Under the, “Hey, if you’re going to downgrade our debt, we’re going to look into how you miss-rated mortgage securities five years ago…” category, the U.S. Justice Department is investigating whether or not S&P erred in rating MBS’s. Somehow Fitch & Moody’s, which just confirmed their highest rating for U.S. debt, aren’t in the headlines.
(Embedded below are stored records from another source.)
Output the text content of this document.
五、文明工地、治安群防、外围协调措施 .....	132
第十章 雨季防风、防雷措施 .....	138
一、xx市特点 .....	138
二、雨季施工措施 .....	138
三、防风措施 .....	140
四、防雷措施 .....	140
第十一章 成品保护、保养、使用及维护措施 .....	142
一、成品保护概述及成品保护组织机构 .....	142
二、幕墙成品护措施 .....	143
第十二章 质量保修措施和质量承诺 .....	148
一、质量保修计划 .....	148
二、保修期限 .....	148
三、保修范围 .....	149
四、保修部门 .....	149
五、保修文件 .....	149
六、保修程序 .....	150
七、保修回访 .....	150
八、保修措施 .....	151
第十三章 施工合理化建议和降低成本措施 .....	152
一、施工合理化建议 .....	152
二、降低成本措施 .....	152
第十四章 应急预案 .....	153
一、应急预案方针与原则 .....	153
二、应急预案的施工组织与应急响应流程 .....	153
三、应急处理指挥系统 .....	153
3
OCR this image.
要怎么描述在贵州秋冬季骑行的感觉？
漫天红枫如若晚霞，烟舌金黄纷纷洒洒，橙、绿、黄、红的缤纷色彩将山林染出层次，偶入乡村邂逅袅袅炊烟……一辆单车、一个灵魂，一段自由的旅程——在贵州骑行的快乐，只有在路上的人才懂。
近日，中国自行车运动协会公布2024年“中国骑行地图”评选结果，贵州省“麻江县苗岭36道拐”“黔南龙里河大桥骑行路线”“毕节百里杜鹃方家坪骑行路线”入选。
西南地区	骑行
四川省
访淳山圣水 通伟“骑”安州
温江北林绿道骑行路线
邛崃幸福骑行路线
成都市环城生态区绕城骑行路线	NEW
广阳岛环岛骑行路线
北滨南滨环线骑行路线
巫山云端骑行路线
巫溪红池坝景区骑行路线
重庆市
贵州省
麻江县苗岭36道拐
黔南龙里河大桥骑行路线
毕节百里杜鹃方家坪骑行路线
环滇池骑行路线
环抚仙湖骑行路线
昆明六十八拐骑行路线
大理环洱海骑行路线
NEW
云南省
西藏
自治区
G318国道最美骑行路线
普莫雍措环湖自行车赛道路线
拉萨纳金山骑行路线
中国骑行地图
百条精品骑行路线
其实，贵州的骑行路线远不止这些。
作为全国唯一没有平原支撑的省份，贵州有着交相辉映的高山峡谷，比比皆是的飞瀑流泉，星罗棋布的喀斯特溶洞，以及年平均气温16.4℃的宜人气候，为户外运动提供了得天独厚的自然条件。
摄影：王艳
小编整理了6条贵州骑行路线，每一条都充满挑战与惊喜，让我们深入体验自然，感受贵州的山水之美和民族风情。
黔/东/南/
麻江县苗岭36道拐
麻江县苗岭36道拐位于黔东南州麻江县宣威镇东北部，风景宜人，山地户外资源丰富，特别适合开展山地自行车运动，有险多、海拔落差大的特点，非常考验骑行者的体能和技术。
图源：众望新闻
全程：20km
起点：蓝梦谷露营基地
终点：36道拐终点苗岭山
Low Rates Unwind Fed’s MBS Holdings
During this August refi boom, many loan agents that they are moving borrowers from 30-yr mortgages in the high 4′s down into 15-yr loans in the low 3′s. And that trend is being reflected in the MBS volumes that are being sold in the marketplace, with 15-yr MBS percentages creeping up. And remember all those mortgage-backed securities that were purchased by the Fed a year or two ago? The Fed’s portfolio in particular has a sizable amount of 5% coupons and lower largely made up of credit-eligible borrowers. Forecasters believe that early pay-offs over the next 12 months from the Fed will be $230 billion, up from a $140 billion outlook estimated earlier this year when interest rates backed up and prepayments began slowing. In a report from Deutsche Bank, analysts estimate a total of $575 billion over the next 12 months coming from the Fed, GSEs and Treasuries – all of which must be absorbed by the private sector as the government entities aren’t buying MBS.
Rates Aren’t Always Passed To Loan Agents/Consumers
When asked outright, practically no loan rep that I ever ran across begrudged their company making a profit on a loan. After all, it is the owners that have their capital at stake, and the ability to make a profit is critical for any mortgage company. This topic has come up again with the recent record MBS prices that are being seen by traders and investors, yet those great prices are sometimes slow to appear on retail rate sheets. (As a quick aside, in the supermarket business, the shorter the shelf life of a given food the higher the markup, so the markup on meat is about 60%, while it is only about 26% on canned goods.) By the time a MBS price finds itself on the lender’s rate sheets, profit margins, hedge costs, competitor’s prices levels, overhead, cost of funds, etc., all take a piece out of the pie. Loan reps should keep that in mind.